三十九番 信号
左持
書肆を出で赤信号も秋
右
遠くまで青信号の開戦日 鈴木六林男
左右両句の作者はいずれも関西の人で、年齢も近いといえば近く、各人の年譜を見ると「天狼」や「夜盗派」など同じ雑誌の名前がちらほらあらわれる。ただ、年が近いといっても七歳の差はそれなりで、本格的に俳句を始めたのが鈴木は戦前、澁谷は戦後になるし、社会性俳句との距離などは全く違うようだ。掲句は共に、両者の長いキャリアの中では、比較的近年の作に属する。
左句は、赤信号だって電球で灯っているのだからつまりは秋の灯の一種ではないか、という発見が眼目だが、「書肆を出で」によって示唆された本好きの人間ならではの心の弾みも見逃せない。それがあるから、歩みを止めた不愉快な赤信号をさえ、秋の灯のなつかしみを以って見上げてしまうのだ。逆にいえば、そのような心理の流れからして、赤信号を青信号に置き換えることはできないことになる。
右句は、この道はいつか来た道式の、戦中派のやや紋切型化した社会批判の句のようにも読めるが、むしろ回想の句と解すべきなのかもしれない。太平洋戦争直前の時期の重苦しい空気が、真珠湾攻撃の成功によって一挙に晴らされたことは、例えば高村光太郎の戦争詩によって明確に作品化されているし、さまざまな知識人によって回顧されている。「遠くまで青信号」というのは、真っ直ぐな大通りなどでの見晴らしに相違なく、それが“あの日”における、待ち受けるものへの正しい怖れを欠いた晴れがましい気分の喩として、批判的に差し出されていることになろう。ちなみに鈴木は、前年から中国戦線に従軍していたから、真珠湾の一報に対して、日本にいてラジオを聞いていた人たちとは異なる反応をした可能性もある。その辺の事情を記したエッセイなどもあるのかも知れないが、今は参照する準備がない。
片や伝統的かつ基本的な季語、片や現代固有の季語という差にもかかわらず、それぞれの本意を確かに抉って共々すぐれた句と言うべく、持。

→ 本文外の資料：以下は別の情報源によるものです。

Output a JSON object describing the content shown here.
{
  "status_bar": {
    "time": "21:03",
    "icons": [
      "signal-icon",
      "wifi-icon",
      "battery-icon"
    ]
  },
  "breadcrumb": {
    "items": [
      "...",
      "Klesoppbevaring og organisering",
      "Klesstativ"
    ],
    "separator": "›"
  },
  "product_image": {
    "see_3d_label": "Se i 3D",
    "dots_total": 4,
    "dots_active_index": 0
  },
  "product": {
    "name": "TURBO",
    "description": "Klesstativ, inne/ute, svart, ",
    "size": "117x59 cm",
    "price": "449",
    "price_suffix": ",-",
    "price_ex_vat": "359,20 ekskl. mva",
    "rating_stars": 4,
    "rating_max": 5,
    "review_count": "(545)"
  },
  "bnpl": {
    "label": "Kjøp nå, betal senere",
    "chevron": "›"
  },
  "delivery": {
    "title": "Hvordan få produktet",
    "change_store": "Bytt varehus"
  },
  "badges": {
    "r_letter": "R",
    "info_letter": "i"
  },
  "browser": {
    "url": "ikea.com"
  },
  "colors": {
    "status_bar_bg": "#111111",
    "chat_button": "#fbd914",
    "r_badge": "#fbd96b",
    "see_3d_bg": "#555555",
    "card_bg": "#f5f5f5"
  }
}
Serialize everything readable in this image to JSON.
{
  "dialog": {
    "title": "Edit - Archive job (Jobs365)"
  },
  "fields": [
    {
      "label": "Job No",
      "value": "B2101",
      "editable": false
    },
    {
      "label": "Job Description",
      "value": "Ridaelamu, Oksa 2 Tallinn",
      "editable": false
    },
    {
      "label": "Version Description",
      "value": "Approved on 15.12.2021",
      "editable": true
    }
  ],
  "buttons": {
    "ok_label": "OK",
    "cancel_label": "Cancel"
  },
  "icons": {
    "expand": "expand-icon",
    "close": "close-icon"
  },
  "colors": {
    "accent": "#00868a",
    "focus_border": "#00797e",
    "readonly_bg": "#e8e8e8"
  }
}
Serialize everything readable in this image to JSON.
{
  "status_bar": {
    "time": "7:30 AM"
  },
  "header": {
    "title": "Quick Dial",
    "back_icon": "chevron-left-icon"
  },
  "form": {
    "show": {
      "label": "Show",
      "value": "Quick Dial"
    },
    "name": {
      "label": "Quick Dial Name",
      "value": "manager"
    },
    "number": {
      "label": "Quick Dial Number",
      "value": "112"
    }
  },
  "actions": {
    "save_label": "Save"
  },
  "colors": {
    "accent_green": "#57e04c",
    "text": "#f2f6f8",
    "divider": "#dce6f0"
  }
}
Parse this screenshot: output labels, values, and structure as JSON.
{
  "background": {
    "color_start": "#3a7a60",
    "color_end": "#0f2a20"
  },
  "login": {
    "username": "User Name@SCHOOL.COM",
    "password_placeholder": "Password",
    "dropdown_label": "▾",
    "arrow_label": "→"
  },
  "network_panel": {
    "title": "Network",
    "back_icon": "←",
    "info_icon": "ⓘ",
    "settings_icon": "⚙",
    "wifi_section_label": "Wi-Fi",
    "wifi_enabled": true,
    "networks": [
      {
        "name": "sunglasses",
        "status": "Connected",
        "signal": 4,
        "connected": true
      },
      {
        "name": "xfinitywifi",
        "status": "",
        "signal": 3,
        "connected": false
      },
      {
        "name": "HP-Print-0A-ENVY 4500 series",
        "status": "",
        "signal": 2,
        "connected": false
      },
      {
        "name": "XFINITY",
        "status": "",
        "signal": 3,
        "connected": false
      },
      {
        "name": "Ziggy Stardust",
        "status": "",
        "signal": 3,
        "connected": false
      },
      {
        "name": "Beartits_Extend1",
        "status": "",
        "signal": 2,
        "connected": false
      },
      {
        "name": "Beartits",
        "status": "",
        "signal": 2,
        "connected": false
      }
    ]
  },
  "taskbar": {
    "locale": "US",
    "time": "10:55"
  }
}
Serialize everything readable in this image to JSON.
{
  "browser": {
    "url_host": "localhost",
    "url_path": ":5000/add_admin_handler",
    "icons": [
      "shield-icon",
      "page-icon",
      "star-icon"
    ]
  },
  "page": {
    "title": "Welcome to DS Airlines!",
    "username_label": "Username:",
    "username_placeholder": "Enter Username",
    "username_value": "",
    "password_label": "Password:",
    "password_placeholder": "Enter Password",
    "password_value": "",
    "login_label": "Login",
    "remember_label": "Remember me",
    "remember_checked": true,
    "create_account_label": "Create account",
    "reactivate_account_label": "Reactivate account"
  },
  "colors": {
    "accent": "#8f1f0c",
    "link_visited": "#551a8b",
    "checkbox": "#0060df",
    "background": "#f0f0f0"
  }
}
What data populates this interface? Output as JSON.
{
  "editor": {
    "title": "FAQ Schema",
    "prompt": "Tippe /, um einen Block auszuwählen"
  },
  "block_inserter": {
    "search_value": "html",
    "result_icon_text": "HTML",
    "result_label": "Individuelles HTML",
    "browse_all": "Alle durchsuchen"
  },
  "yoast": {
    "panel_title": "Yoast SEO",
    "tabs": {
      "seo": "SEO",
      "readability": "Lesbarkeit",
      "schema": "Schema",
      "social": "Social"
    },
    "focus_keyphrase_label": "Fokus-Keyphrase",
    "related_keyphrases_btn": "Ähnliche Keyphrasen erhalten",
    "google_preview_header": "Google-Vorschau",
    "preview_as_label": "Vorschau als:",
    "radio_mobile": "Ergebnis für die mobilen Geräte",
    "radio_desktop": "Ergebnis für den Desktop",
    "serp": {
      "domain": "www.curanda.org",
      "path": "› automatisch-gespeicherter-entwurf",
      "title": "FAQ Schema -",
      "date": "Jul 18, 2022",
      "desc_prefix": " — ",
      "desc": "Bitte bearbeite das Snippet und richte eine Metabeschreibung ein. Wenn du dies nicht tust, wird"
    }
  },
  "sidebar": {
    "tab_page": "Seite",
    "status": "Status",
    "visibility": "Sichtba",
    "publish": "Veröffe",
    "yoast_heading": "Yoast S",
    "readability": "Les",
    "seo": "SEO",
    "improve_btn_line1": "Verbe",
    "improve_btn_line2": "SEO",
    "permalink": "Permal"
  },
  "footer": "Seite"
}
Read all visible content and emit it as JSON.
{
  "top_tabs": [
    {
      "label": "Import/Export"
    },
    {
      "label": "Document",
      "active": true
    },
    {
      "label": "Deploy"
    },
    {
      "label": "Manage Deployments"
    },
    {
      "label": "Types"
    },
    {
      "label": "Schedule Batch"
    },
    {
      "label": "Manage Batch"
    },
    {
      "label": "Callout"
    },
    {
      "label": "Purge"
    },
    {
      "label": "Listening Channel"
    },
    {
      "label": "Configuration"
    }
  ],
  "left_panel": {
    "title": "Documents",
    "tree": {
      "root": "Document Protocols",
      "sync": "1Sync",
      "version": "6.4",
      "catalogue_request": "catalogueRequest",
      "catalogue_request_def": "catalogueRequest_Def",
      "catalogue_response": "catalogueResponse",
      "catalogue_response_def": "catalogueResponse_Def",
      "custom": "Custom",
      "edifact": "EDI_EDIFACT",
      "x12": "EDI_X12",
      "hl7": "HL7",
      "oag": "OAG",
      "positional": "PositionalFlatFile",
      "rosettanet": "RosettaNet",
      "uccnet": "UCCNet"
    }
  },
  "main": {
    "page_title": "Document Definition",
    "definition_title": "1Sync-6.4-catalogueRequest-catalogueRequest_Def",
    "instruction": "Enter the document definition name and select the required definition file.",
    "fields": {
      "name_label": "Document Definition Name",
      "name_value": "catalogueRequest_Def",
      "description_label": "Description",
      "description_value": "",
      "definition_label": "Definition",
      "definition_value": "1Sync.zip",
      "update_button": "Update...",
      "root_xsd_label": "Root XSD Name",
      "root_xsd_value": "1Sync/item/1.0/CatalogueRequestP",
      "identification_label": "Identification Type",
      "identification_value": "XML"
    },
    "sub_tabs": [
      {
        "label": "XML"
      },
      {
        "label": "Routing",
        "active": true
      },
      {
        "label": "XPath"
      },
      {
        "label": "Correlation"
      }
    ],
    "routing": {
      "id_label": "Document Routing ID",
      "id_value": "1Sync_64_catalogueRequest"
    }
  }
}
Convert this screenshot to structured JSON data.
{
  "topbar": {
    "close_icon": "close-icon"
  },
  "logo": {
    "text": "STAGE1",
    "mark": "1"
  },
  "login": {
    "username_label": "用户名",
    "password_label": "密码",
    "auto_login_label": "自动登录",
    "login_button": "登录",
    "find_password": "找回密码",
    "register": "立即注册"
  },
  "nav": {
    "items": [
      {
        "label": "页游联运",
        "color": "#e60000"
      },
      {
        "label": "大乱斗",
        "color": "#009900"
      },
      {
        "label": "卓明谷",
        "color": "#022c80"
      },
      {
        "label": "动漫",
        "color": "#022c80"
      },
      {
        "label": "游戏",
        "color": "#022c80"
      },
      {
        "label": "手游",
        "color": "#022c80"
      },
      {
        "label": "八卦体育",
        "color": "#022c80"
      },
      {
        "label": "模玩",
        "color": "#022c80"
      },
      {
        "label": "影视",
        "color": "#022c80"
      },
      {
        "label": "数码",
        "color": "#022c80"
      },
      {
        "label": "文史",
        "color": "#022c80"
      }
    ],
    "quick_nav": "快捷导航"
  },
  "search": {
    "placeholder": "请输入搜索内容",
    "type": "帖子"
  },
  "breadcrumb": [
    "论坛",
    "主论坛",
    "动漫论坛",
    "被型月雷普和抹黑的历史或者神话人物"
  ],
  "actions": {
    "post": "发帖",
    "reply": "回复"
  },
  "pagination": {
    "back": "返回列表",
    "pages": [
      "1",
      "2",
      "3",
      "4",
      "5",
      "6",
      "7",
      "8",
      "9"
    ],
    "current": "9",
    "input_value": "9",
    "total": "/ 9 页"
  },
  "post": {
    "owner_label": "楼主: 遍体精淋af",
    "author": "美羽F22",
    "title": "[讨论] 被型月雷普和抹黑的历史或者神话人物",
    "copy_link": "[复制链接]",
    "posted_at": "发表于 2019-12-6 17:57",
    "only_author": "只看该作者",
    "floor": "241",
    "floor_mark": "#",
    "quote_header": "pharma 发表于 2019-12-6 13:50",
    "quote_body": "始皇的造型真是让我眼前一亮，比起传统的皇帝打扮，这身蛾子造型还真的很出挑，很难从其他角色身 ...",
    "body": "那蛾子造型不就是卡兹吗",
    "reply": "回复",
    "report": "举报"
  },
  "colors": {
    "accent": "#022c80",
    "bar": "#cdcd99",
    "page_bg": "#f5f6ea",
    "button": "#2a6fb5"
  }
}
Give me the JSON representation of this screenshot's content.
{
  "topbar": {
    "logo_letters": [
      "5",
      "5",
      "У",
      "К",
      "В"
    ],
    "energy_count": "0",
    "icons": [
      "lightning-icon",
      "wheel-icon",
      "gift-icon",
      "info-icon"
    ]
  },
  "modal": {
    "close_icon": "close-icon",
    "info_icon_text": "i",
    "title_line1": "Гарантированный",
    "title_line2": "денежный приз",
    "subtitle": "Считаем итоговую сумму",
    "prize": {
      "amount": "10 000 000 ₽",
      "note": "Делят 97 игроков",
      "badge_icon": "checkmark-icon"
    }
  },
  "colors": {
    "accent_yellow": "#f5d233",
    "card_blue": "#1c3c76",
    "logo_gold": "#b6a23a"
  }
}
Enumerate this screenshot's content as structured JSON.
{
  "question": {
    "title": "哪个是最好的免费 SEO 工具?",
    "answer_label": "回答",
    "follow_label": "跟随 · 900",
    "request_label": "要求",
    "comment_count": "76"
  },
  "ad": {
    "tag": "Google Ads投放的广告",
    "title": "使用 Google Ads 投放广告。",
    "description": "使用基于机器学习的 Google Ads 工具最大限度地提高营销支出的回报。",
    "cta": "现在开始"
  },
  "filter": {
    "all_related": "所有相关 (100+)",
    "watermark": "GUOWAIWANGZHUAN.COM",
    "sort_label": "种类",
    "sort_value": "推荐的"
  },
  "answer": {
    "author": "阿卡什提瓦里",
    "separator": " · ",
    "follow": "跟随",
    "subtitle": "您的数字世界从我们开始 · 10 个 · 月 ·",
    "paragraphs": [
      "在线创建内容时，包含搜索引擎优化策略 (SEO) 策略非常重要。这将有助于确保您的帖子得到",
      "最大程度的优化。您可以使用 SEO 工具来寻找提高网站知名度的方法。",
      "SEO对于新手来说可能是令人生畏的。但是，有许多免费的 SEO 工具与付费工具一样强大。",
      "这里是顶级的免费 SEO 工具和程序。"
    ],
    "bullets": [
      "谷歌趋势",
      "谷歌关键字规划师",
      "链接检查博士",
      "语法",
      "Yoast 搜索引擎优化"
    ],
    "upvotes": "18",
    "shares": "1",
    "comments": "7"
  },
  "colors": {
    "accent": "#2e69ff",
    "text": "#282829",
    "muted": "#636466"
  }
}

季語 左=秋の灯(秋)/右=開戦日(冬 十二月八日)
作者紹介
- 澁谷道(しぶや・みち)
一九二六年生まれ。戦後、「天狼」に投句して本格的に俳句を始める。「夜盗派」他に参加、「海程」同人。一九九六年、「紫薇」創刊。二〇一〇年、現代俳句大賞受賞。掲句は、第九句集『蘡(えび)』(二〇〇八年 角川書店)所収。ただし、引用は『澁谷道俳句集成』(二〇一一年 沖積舎)より。
- 鈴木六林男(すずき・むりお)
一九一九年生まれ、二〇〇四年没。戦前、「京大俳句」「自鳴鐘」に投句。戦後、「太陽系」「夜盗派」「風」等に参加。一九七一年、「花曜」創刊。二〇〇二年、現代俳句大賞受賞。掲句は、第十句集『一九九九年九月』(一九九九年 東京四季出版)所収。